La donna predilige un uomo più maturo per tante ragioni e una di queste è la necessità e il bisogno di sentirsi sicura, compresa, ascoltata e centrale nella relazione.

Molto spesso, infatti, nella rapporto tra coetanei c’è la difficoltà a condividere gli stessi obiettivi, e per via di situazioni incerte dovute a un percorso crescita ancora da realizzare, la scelta si dirige altrove.

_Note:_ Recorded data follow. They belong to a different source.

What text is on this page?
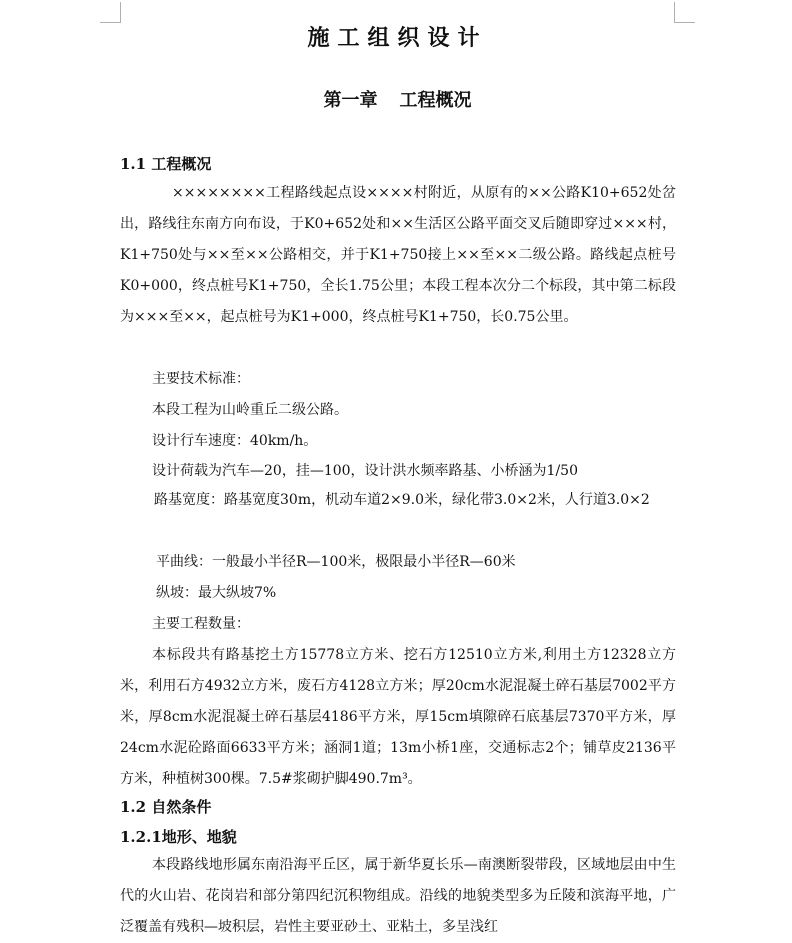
施工组织设计
第一章 工程概况
1.1 工程概况
××××××××工程路线起点设××××村附近，从原有的××公路K10+652处岔出，路线往东南方向布设，于K0+652处和××生活区公路平面交叉后随即穿过×××村，K1+750处与××至××公路相交，并于K1+750接上××至××二级公路。路线起点桩号K0+000，终点桩号K1+750，全长1.75公里；本段工程本次分二个标段，其中第二标段为×××至××，起点桩号为K1+000，终点桩号K1+750，长0.75公里。
主要技术标准：
本段工程为山岭重丘二级公路。
设计行车速度：40km/h。
设计荷载为汽车—20，挂—100，设计洪水频率路基、小桥涵为1/50
路基宽度：路基宽度30m，机动车道2×9.0米，绿化带3.0×2米，人行道3.0×2
平曲线：一般最小半径R—100米，极限最小半径R—60米
纵坡：最大纵坡7%
主要工程数量：
本标段共有路基挖土方15778立方米、挖石方12510立方米,利用土方12328立方米，利用石方4932立方米，废石方4128立方米；厚20cm水泥混凝土碎石基层7002平方米，厚8cm水泥混凝土碎石基层4186平方米，厚15cm填隙碎石底基层7370平方米，厚24cm水泥砼路面6633平方米；涵洞1道；13m小桥1座，交通标志2个；铺草皮2136平方米，种植树300棵。7.5#浆砌护脚490.7m³。
1.2 自然条件
1.2.1地形、地貌
本段路线地形属东南沿海平丘区，属于新华夏长乐—南澳断裂带段，区域地层由中生代的火山岩、花岗岩和部分第四纪沉积物组成。沿线的地貌类型多为丘陵和滨海平地，广泛覆盖有残积—坡积层，岩性主要亚砂土、亚粘土，多呈浅红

La seduzione che esercita un uomo adulto in termini di potere e affermazione personale non è la stessa di un ragazzo all’inizio della sua carriera con la sua acerba virilità che manifesta ancora aspetti di incertezza. Un individuo già affermato e con grande esperienza comunica quanto più di concreto si possa ottenere dalla vita elargendo anche facili consigli come un vero e proprio genitore. Ma mentre quest’ultimo è attratto dalla giovane donna che lo porta a poter rivivere una seconda gioventù e ottenere una ventata di freschezza e spensieratezza nella propria vita, la ragazza ricerca una gratificazione immediata ai suoi progetti futuri.

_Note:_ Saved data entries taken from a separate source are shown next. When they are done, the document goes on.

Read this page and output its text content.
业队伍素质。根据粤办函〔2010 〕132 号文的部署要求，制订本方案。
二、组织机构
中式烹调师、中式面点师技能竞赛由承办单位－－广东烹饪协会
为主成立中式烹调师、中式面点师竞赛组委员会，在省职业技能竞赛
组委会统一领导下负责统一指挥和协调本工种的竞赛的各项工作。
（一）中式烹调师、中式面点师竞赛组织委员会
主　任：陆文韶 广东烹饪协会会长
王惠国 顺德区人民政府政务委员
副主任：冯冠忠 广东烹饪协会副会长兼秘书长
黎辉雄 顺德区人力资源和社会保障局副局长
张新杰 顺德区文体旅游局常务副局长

Per certi versi, ma non in tutti i casi, l’amore di una poco più che adolescente per un uomo maturo è associato all’esigenza di essere la figlia amata -e amante- e che ha l’uomo tutto per sé. Spesso l’esigenza nasce proprio da un’effettiva carenza sul piano relazionale della presenza costante dell’uomo che avrebbe dovuto crescerla.

La psicoanalisi considera questa scelta come un bisogno femminile di ricercare, in una persona più grande, proprio la figura paterna. Il complesso di Elettra ne esplicita il senso ed è la versione al femminile dell’Edipo.

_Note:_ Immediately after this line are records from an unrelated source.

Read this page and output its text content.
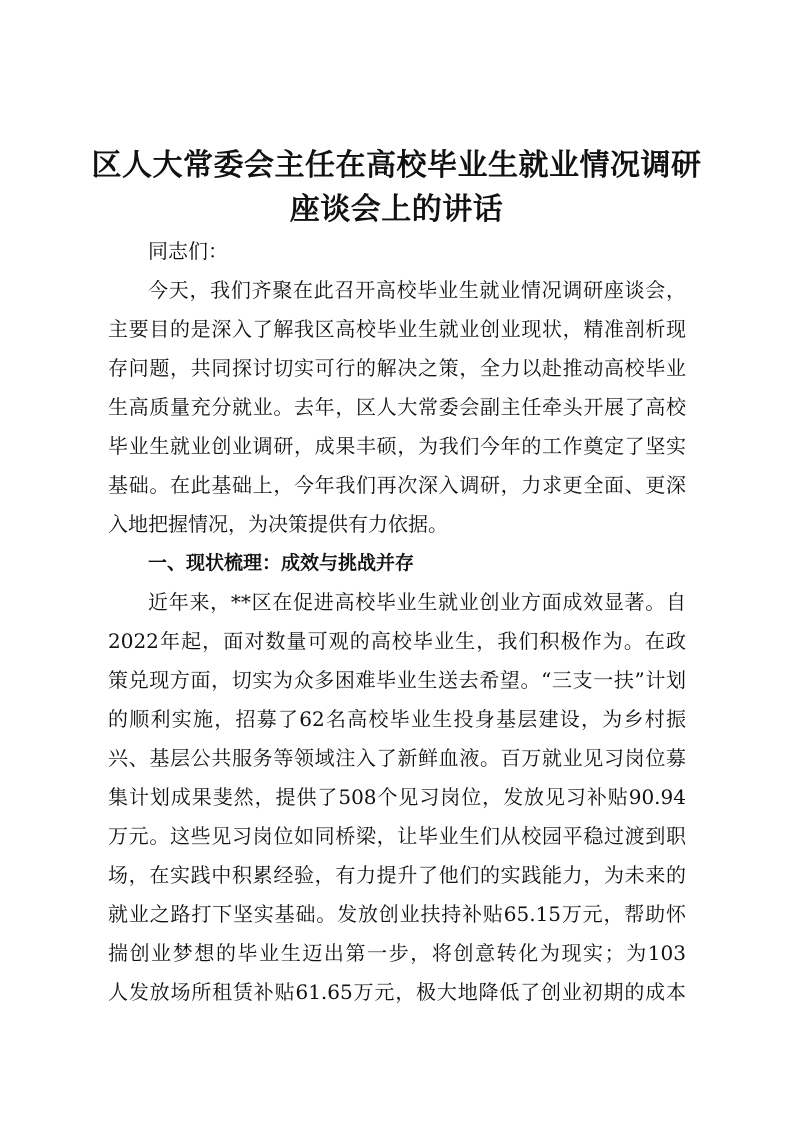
区人大常委会主任在高校毕业生就业情况调研
座谈会上的讲话
同志们：
今天，我们齐聚在此召开高校毕业生就业情况调研座谈会，
主要目的是深入了解我区高校毕业生就业创业现状，精准剖析现
存问题，共同探讨切实可行的解决之策，全力以赴推动高校毕业
生高质量充分就业。去年，区人大常委会副主任牵头开展了高校
毕业生就业创业调研，成果丰硕，为我们今年的工作奠定了坚实
基础。在此基础上，今年我们再次深入调研，力求更全面、更深
入地把握情况，为决策提供有力依据。
一、现状梳理：成效与挑战并存
近年来，**区在促进高校毕业生就业创业方面成效显著。自
2022年起，面对数量可观的高校毕业生，我们积极作为。在政
策兑现方面，切实为众多困难毕业生送去希望。“三支一扶”计划
的顺利实施，招募了62名高校毕业生投身基层建设，为乡村振
兴、基层公共服务等领域注入了新鲜血液。百万就业见习岗位募
集计划成果斐然，提供了508个见习岗位，发放见习补贴90.94
万元。这些见习岗位如同桥梁，让毕业生们从校园平稳过渡到职
场，在实践中积累经验，有力提升了他们的实践能力，为未来的
就业之路打下坚实基础。发放创业扶持补贴65.15万元，帮助怀
揣创业梦想的毕业生迈出第一步，将创意转化为现实；为103
人发放场所租赁补贴61.65万元，极大地降低了创业初期的成本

Elettra è figlia di Agamennone e Clitennestra e, dopo la morte del padre avvenuta per volere della madre e del suo amante, la donna istiga il fratello e il cugino alla vendetta. Il mito greco richiama l’attaccamento per il paterno, una figura idealizzata, il primo amore con cui la bambina fantastica di avere un figlio. Gelosa dell’altra donna, la madre, ha il desiderio inconscio di possedere quell’uomo che diviene la rappresentazione mentale di un modello a cui gli altri individui dovrebbero assurgere. Nasce così un conflitto inconscio che riverserà in tutte le relazioni con il mascolino. La ricerca di una somiglianza con il proprio padre, sia punitivo (come nei casi di violenza intrafamiliare) e sia protettivo, condizionerà la sua affettività definendo sempre più l’incompletezza e la diversità degli altri con la sua raffigurazione interna.

In definitiva, quell’uomo premuroso che ha protetto, coccolato e posto attenzione alla piccola sarà lo stesso che lei sceglierà una volta adulta. Se più grande e più maturo è facile quindi che possegga tali caratteristiche.

L’iperprotezione è una matassa aggrovigliata difficile da sciogliere poiché da un lato soddisfa il bisogno di sicurezza e dall’altro crea dipendenza. Quanto più è giovane la ragazza tanto maggiore sarà la possibilità che questa sia sommessa a colui che diventerà la sua guida, il suo consigliere, il confidente e, avendo comunque un forte ascendente, sarà un punto di riferimento molto importante nella crescita.

Nei casi simili a quello succitato, sostituendosi al padre, il compagno diviene il genitore ma la probabilità che la relazione si sviluppi anche sul piano sessuale è alta.

È una relazione che fa riflettere e la differenza di età e il livello di esperienza poco condivisibili all’interno della coppia possono diventare delle risorse dinanzi al desiderio comune delle donne di essere salvate e protette.